Jaesung’s was optimized for managing thousands of items and inventory; using it could drastically reduce input costs and time.
And decisively, being checkable anywhere with internet connection appealed most.
“Could you demo it at the company? Seems you’ll need to present before the chairman and executives.”
“If you prepare a computer and projector, yes. On an Intel CPU computer, not Apple.”
“What’s the name of this program?”
“Stockmaster Smith.”
A week later, Jaesung headed to Costco headquarters with mom, bringing a slightly improved Stockmaster Smith (the most common American surname).
Having done numerous investment pitches in his previous life, he explained the product without any tension to 1994 businessmen.
“It definitely looks better than our current program.”
“Since a child made it, anyone can use it easily. The current one is unnecessarily difficult.”
Jaesung boldly excluded prediction functions, citing need for high-spec computers, showing only basic sales and inventory management.
From Jaesung’s view, simple functions, but clean interface, intuitive features, fast processing impressed Chairman Jim Sinegal and executives.

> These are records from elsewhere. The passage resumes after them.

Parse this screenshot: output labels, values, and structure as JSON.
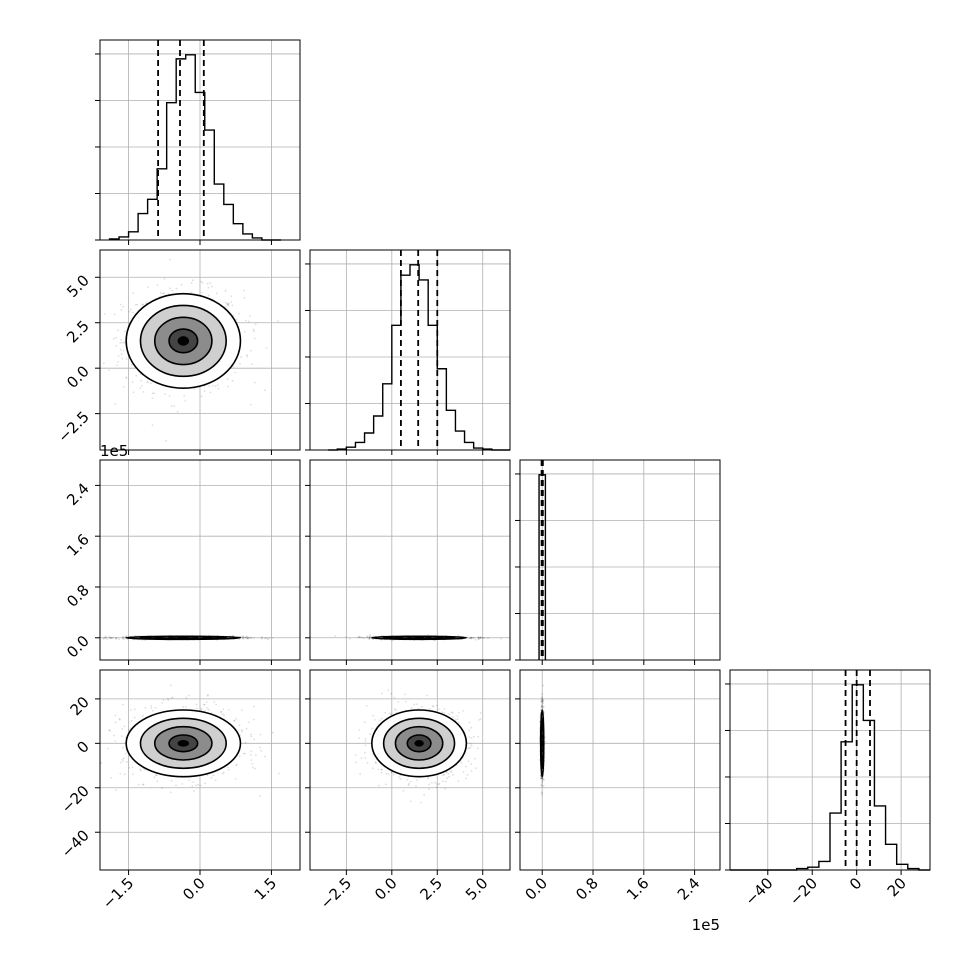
{
  "chart_data": {
    "type": "corner",
    "grid": true,
    "parameters": [
      "p0",
      "p1",
      "p2",
      "p3"
    ],
    "axes": {
      "p0": {
        "range": [
          -2.1,
          2.1
        ],
        "ticks": [
          -1.5,
          0.0,
          1.5
        ],
        "tick_labels": [
          "−1.5",
          "0.0",
          "1.5"
        ],
        "offset_label": ""
      },
      "p1": {
        "range": [
          -4.5,
          6.5
        ],
        "ticks": [
          -2.5,
          0.0,
          2.5,
          5.0
        ],
        "tick_labels": [
          "−2.5",
          "0.0",
          "2.5",
          "5.0"
        ],
        "offset_label": ""
      },
      "p2": {
        "range": [
          -0.35,
          2.8
        ],
        "ticks": [
          0.0,
          0.8,
          1.6,
          2.4
        ],
        "tick_labels": [
          "0.0",
          "0.8",
          "1.6",
          "2.4"
        ],
        "offset_label": "1e5"
      },
      "p3": {
        "range": [
          -57,
          33
        ],
        "ticks": [
          -40,
          -20,
          0,
          20
        ],
        "tick_labels": [
          "−40",
          "−20",
          "0",
          "20"
        ],
        "offset_label": ""
      }
    },
    "histograms": [
      {
        "param": "p0",
        "bin_edges": [
          -1.9,
          -1.7,
          -1.5,
          -1.3,
          -1.1,
          -0.9,
          -0.7,
          -0.5,
          -0.3,
          -0.1,
          0.1,
          0.3,
          0.5,
          0.7,
          0.9,
          1.1,
          1.3,
          1.5,
          1.7
        ],
        "counts": [
          1,
          3,
          8,
          26,
          40,
          70,
          135,
          178,
          182,
          145,
          108,
          55,
          35,
          16,
          6,
          2,
          0,
          0
        ],
        "quantiles": [
          -0.88,
          -0.42,
          0.08
        ]
      },
      {
        "param": "p1",
        "bin_edges": [
          -3.5,
          -3.0,
          -2.5,
          -2.0,
          -1.5,
          -1.0,
          -0.5,
          0.0,
          0.5,
          1.0,
          1.5,
          2.0,
          2.5,
          3.0,
          3.5,
          4.0,
          4.5,
          5.0,
          5.5,
          6.5
        ],
        "counts": [
          0,
          1,
          3,
          8,
          18,
          36,
          70,
          132,
          185,
          196,
          180,
          132,
          86,
          42,
          20,
          8,
          2,
          1,
          0
        ],
        "quantiles": [
          0.5,
          1.45,
          2.5
        ]
      },
      {
        "param": "p2",
        "bin_edges": [
          -0.05,
          0.05
        ],
        "counts": [
          196
        ],
        "quantiles": [
          -0.01,
          0.0,
          0.01
        ]
      },
      {
        "param": "p3",
        "bin_edges": [
          -57,
          -52,
          -47,
          -42,
          -37,
          -32,
          -27,
          -22,
          -17,
          -12,
          -7,
          -2,
          3,
          8,
          13,
          18,
          23,
          28,
          33
        ],
        "counts": [
          0,
          0,
          0,
          0,
          0,
          0,
          1,
          2,
          6,
          40,
          90,
          130,
          105,
          45,
          18,
          4,
          1,
          0
        ],
        "quantiles": [
          -5,
          0,
          6
        ]
      }
    ],
    "contours_2d": [
      {
        "x": "p0",
        "y": "p1",
        "center": [
          -0.35,
          1.5
        ],
        "sigma": [
          0.6,
          1.3
        ],
        "levels": [
          0.5,
          1.0,
          1.5,
          2.0
        ]
      },
      {
        "x": "p0",
        "y": "p2",
        "center": [
          -0.35,
          0.0
        ],
        "sigma": [
          0.6,
          0.012
        ],
        "levels": [
          0.5,
          1.0,
          1.5,
          2.0
        ]
      },
      {
        "x": "p1",
        "y": "p2",
        "center": [
          1.5,
          0.0
        ],
        "sigma": [
          1.3,
          0.012
        ],
        "levels": [
          0.5,
          1.0,
          1.5,
          2.0
        ]
      },
      {
        "x": "p0",
        "y": "p3",
        "center": [
          -0.35,
          0.0
        ],
        "sigma": [
          0.6,
          7.5
        ],
        "levels": [
          0.5,
          1.0,
          1.5,
          2.0
        ]
      },
      {
        "x": "p1",
        "y": "p3",
        "center": [
          1.5,
          0.0
        ],
        "sigma": [
          1.3,
          7.5
        ],
        "levels": [
          0.5,
          1.0,
          1.5,
          2.0
        ]
      },
      {
        "x": "p2",
        "y": "p3",
        "center": [
          0.0,
          0.0
        ],
        "sigma": [
          0.012,
          7.5
        ],
        "levels": [
          0.5,
          1.0,
          1.5,
          2.0
        ]
      }
    ]
  }
}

“It might be rude, but did you really make this program yourself?”
“Walter, the store manager, confirmed directly. If doubtful, I can show the creation process and site at my house.”
“It looks good, but stability is a concern. Industrial programs must never have issues.”
“It’ll be more stable than your current product. If doubtful, get external verification.”
Many other questions poured in, but Jaesung neatly resolved doubts.
“We need to check stability, so first trial use in Seattle stores; if no issues, roll out to others.”
Chairman Jim Sinegal accepted using Jaesung’s program, contracting for 5 million dollars on condition of use in Seattle stores.
Since Jaesung was still a middle schooler, test in nearby stores, supplement issues, modify to fit Costco system.
If operating without problems in Seattle stores, additional 5 million dollars, install in all Costco stores.
Customizing to Costco required much work, but handling only about 4,000 items unlike other marts, customization was faster than thought.
“How did you think to make such a program?”
“I go to Costco often with parents, so naturally had these ideas.”
“What middle schooler goes to a mart and thinks to build an inventory management system?”
Jefferson Bezos, watching Costco people come and go while modifying the program together, sighed to Jaesung, saying he didn’t seem like a middle schooler.
He had taught programming, but at some point realized Jaesung’s skills surpassed his, and self-proud smart Jefferson thought kids these days are scary.
Two months passed quickly, and Costco, confirming excellence and stability of Jaesung’s program, paid additional 5 million dollars, installing in all stores.
Dad touched his forehead and sighed seeing Jaesung happy with investment funds back to 10 million dollars, but a San Francisco trip was already booked for next weekend.
Ding dong~!
“Is this Mr. Yoo’s house?”
“Yes, but who are you?”
“You’re Mr. James who made the management system. I’m Jim Wharton.”
A simple-looking white middle-aged man extended his hand to dad for a handshake.